How far are you with testing heat dissipation? AFAIK most of the chips are made bottom dissipated, this is done because high power chips are usually soldered on heatpad, so heat transfer through solder balls (or pads) is better bottom. Don't know if BM1384 is this case. Also, this can be seen on A1 chips or older BM chips... Different situation is with big-die chips, they are upside-down with direct or indirect contact to heatsink.
I thought that string design needs bigger capacitors closer to Vcore pins to bypass transients caused by chips current draw variation.
I am nowhere with testing heat dissipation. All I know is, every existing BM1384 miner uses heatsinks on the chip tops. I'm assuming the manufacturer knows what it's doing, and since the S5 seems to have no problem drawing 10W per chip out the top (and supplemented by airflow over the board with the aid of the side panels) I'm gonna assume it works that way until I have the setup to do direct testing.
String design does need large capacitors to buffer current transients (and therefore voltage transients) at a node level, and the S5 does have smaller caps immediately tied to the VDD pads probably to compensate for trace and lead inductance and ESR of the node-level caps. Keeping a constant node voltage and current is a stiffer requirement for string designs than for parallel VRM designs.
I used IR thermometer to check S5 chip temps and I discovered big difference between chips and also temp sensor. Chip variation is about 15 degrees, but diff between temp sensor and chip temp is up to 25C which shows high thermal resistance Rthjc and also imperfect heatsink mounting. I am sure small USB miner will not see such troubles.

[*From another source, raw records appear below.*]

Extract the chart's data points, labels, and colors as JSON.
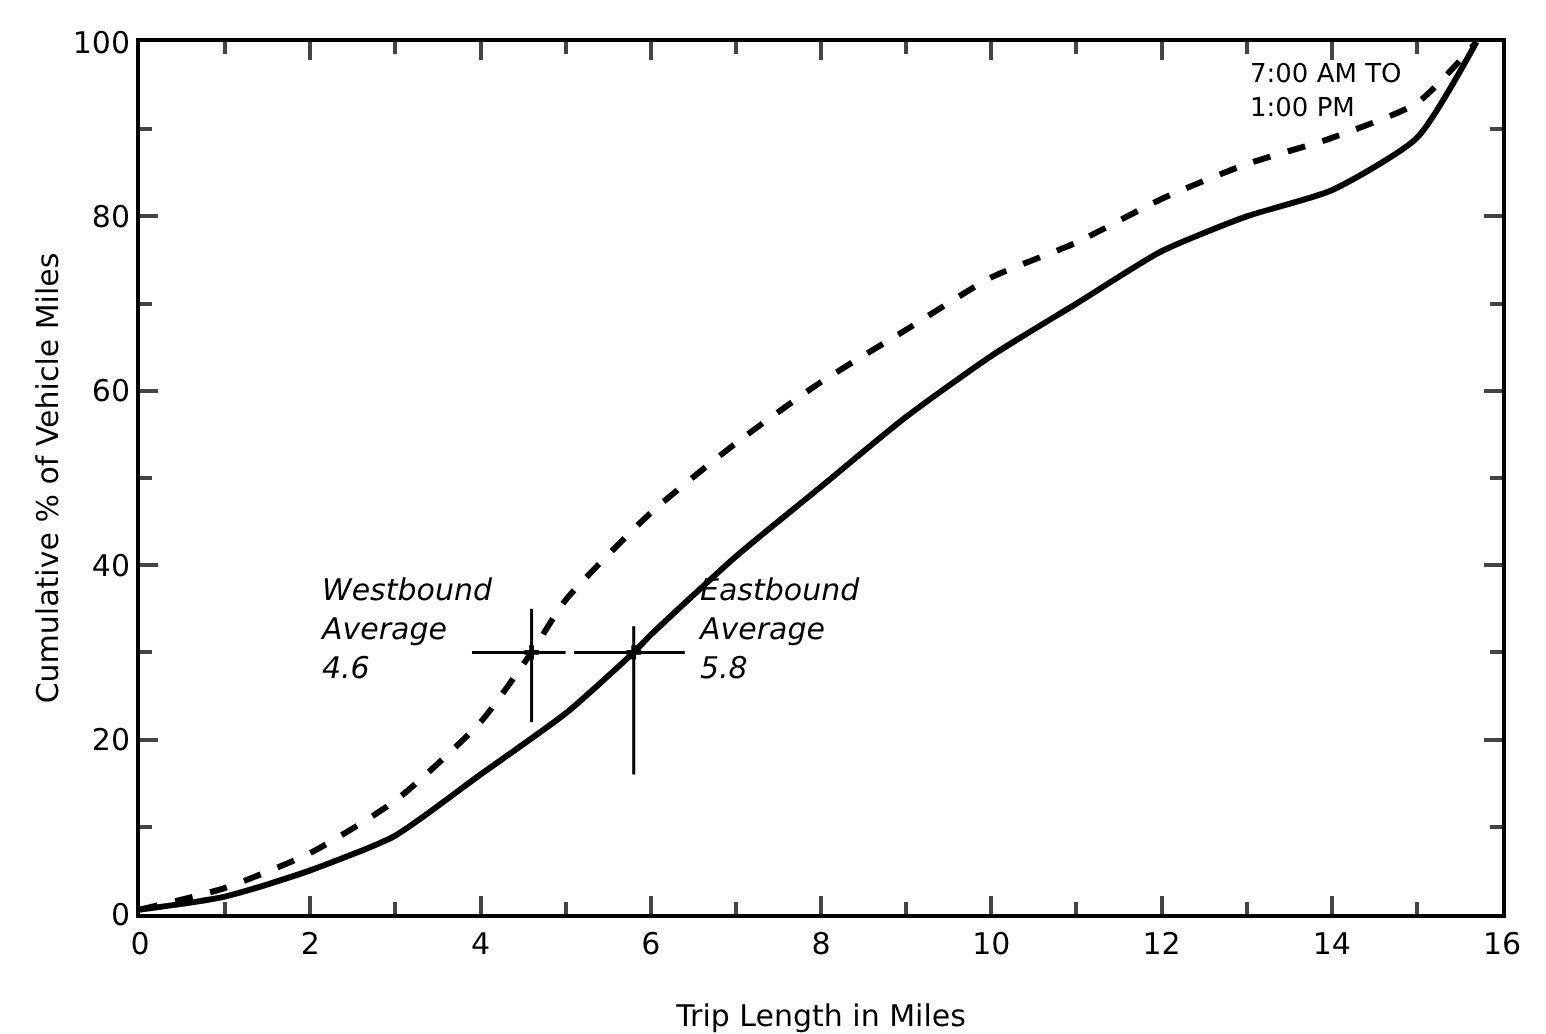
{
  "chart_data": {
    "type": "line",
    "xlabel": "Trip Length in Miles",
    "ylabel": "Cumulative % of Vehicle Miles",
    "xlim": [
      0,
      16
    ],
    "xticks": [
      0,
      2,
      4,
      6,
      8,
      10,
      12,
      14,
      16
    ],
    "ylim": [
      0,
      100
    ],
    "yticks": [
      0,
      20,
      40,
      60,
      80,
      100
    ],
    "grid": false,
    "marker": "none",
    "series": [
      {
        "color": "#000000",
        "line_style": "solid",
        "x": [
          0,
          1,
          2,
          3,
          4,
          5,
          5.8,
          6,
          7,
          8,
          9,
          10,
          11,
          12,
          13,
          14,
          15,
          15.7
        ],
        "values": [
          0.5,
          2,
          5,
          9,
          16,
          23,
          30,
          32,
          41,
          49,
          57,
          64,
          70,
          76,
          80,
          83,
          89,
          100
        ]
      },
      {
        "color": "#000000",
        "line_style": "dashed",
        "x": [
          0,
          1,
          2,
          3,
          4,
          4.6,
          5,
          6,
          7,
          8,
          9,
          10,
          11,
          12,
          13,
          14,
          15,
          15.7
        ],
        "values": [
          0.5,
          3,
          7,
          13,
          22,
          30,
          36,
          46,
          54,
          61,
          67,
          73,
          77,
          82,
          86,
          89,
          93,
          100
        ]
      },
      {
        "type": "scatter",
        "marker": "cross",
        "color": "#000000",
        "x": [
          4.6,
          5.8
        ],
        "values": [
          30,
          30
        ],
        "errors": [
          [
            22,
            35
          ],
          [
            16,
            33
          ]
        ],
        "xerrors": [
          [
            3.9,
            5.0
          ],
          [
            5.1,
            6.4
          ]
        ]
      }
    ],
    "annotations": [
      {
        "text": "Westbound\nAverage\n4.6",
        "x": 4.6,
        "y": 30
      },
      {
        "text": "Eastbound\nAverage\n5.8",
        "x": 5.8,
        "y": 30
      },
      "7:00 AM TO\n1:00 PM"
    ]
  }
}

I see that when one pair of chips draws less (and voltage increases) whole chain goes down. I've seen diode array which I guess is OV protection of each pair, do you plan to add this protection also or it is not necessary for 2 chips string? How about to add balancer like Li-Po batteries? Or simple capacitor divider? My S5 has voltage variation from 0.77V to 0.81V what makes it less efficient I think.